Somewhere about 22 years ago (more or less) I was visiting new friends in LA, when one of those new friends made a comment that transformed my life. Sitting around the middle of his living room, drinking wine and pontificating about what mattered in the world, a whole collection of us waxed eloquent about the way things ought to be in the age of Reagan. At that time, I had just come back from the first Witness for Peace trip to Nicaragua, and my business partner and I were developing a gospel album that chose to truly take on the ongoing story of American militarism that included, Iran, Iraq, Guatemala, Nicaragua and more (the fact that one of the songs being worked on at that very moment could have been written yesterday is for another blog at another time). My friend stopped the conversation (and stopped my heart, my brain and forever my ongoing sense of what matters) with the comment, "Plato said that three things matter; Justice, Truth, and Beauty, and I'm ready for a little beauty." We were very big on justice and truth in those days, and I thought his advocacy of beauty was vitally important.

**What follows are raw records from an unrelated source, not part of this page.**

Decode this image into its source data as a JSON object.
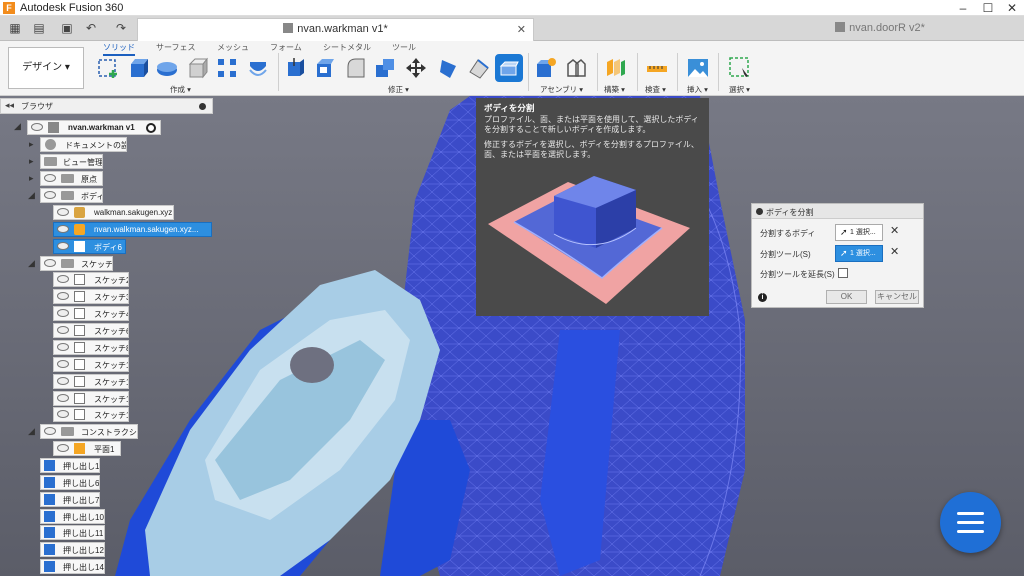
{
  "window": {
    "title": "Autodesk Fusion 360",
    "logo_letter": "F"
  },
  "tabs": [
    {
      "label": "nvan.warkman v1*",
      "active": true
    },
    {
      "label": "nvan.doorR v2*",
      "active": false
    }
  ],
  "toolbar": {
    "workspace": "デザイン ▾",
    "ribbon_tabs": [
      "ソリッド",
      "サーフェス",
      "メッシュ",
      "フォーム",
      "シートメタル",
      "ツール"
    ],
    "groups": [
      "作成 ▾",
      "修正 ▾",
      "アセンブリ ▾",
      "構築 ▾",
      "検査 ▾",
      "挿入 ▾",
      "選択 ▾"
    ]
  },
  "browser": {
    "title": "ブラウザ",
    "root": "nvan.warkman v1",
    "items": [
      "ドキュメントの設定",
      "ビュー管理",
      "原点",
      "ボディ",
      "walkman.sakugen.xyz",
      "nvan.walkman.sakugen.xyz...",
      "ボディ6",
      "スケッチ",
      "スケッチ2",
      "スケッチ3",
      "スケッチ4",
      "スケッチ6",
      "スケッチ8",
      "スケッチ10",
      "スケッチ11",
      "スケッチ12",
      "スケッチ13",
      "コンストラクション",
      "平面1",
      "押し出し1",
      "押し出し6",
      "押し出し7",
      "押し出し10",
      "押し出し11",
      "押し出し12",
      "押し出し14"
    ]
  },
  "tooltip": {
    "title": "ボディを分割",
    "description": "プロファイル、面、または平面を使用して、選択したボディを分割することで新しいボディを作成します。",
    "hint": "修正するボディを選択し、ボディを分割するプロファイル、面、または平面を選択します。"
  },
  "dialog": {
    "title": "ボディを分割",
    "row1_label": "分割するボディ",
    "row1_value": "1 選択...",
    "row2_label": "分割ツール(S)",
    "row2_value": "1 選択...",
    "row3_label": "分割ツールを延長(S)",
    "ok": "OK",
    "cancel": "キャンセル"
  },
  "colors": {
    "accent": "#1b78d4",
    "mesh": "#3b4bc8",
    "part": "#a8cde6",
    "fab": "#1f6fd6"
  }
}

Right now, at nearly twice the age I was when we had that conversation, I am once again looking for truth and justice, but with the added hope that maybe we could include beauty as well. I've never been able to really pull this off, and I am forever, and rather unsuccessfully, searching for it.
But these days... I seem to have a bit more hope, and on this birthday eve I really am hoping that we might get there this time.It is indeed MY AMERICAN PRAYER.
Subscribe to:
Post Comments (Atom)
4 comments:
What an amazing post....really well written...I thought no one saw the Tank Man post I put up today...and the documentary was amazing , wasn't it ?
I actually don't remember it being on Discovery ( and certainly not recently....6-6 [my son] and I have watched every Tank Man special ever made....( he is a teenager, and has that poster in his room- and has since he was 7....he calls it the Courage poster....)
Thank you ...for understanding...I won't watch the closing tonight...I was going to watch the Atheletes....but I can not watch the militarized sweat shop pageantry...I love their Culture, but I do no admire what the Govt has done to the people...
( oye that sentiment now feels so awkward....as America slips into a more and more controlling govt)
thank you for taking the time to look at something so closely...
and it is Lovely to meet you....
Happy Birthday....may it be a year of wonders and happiness....
( I added you to Watergate Summer Blogroll and will put a Welcome up about your blog tomorrow....Great BLOG ;-)
i seem to remember that night 22 years ago... if not that one many others like it... I am guessing I know who that friend was... he has been mine mine entire life.. that and much more...
the olypics for me have beem an amazing juxtoposition of what is amazing about the human potential and the human failing... and clearly neither is Nation-Specific
Great blog. Enigma sent me. I'll watch Tank Man on YouTube.
Yeah Nord... You were definitely there!
I'm thinking that was the same trip where my then tiny daughter was nearly run over by a truck in front of the house, and where on Sunday morning I had my first taste of lox and bagels (one of my all time favorite foods).
Not a small moment in time, that particular weekend.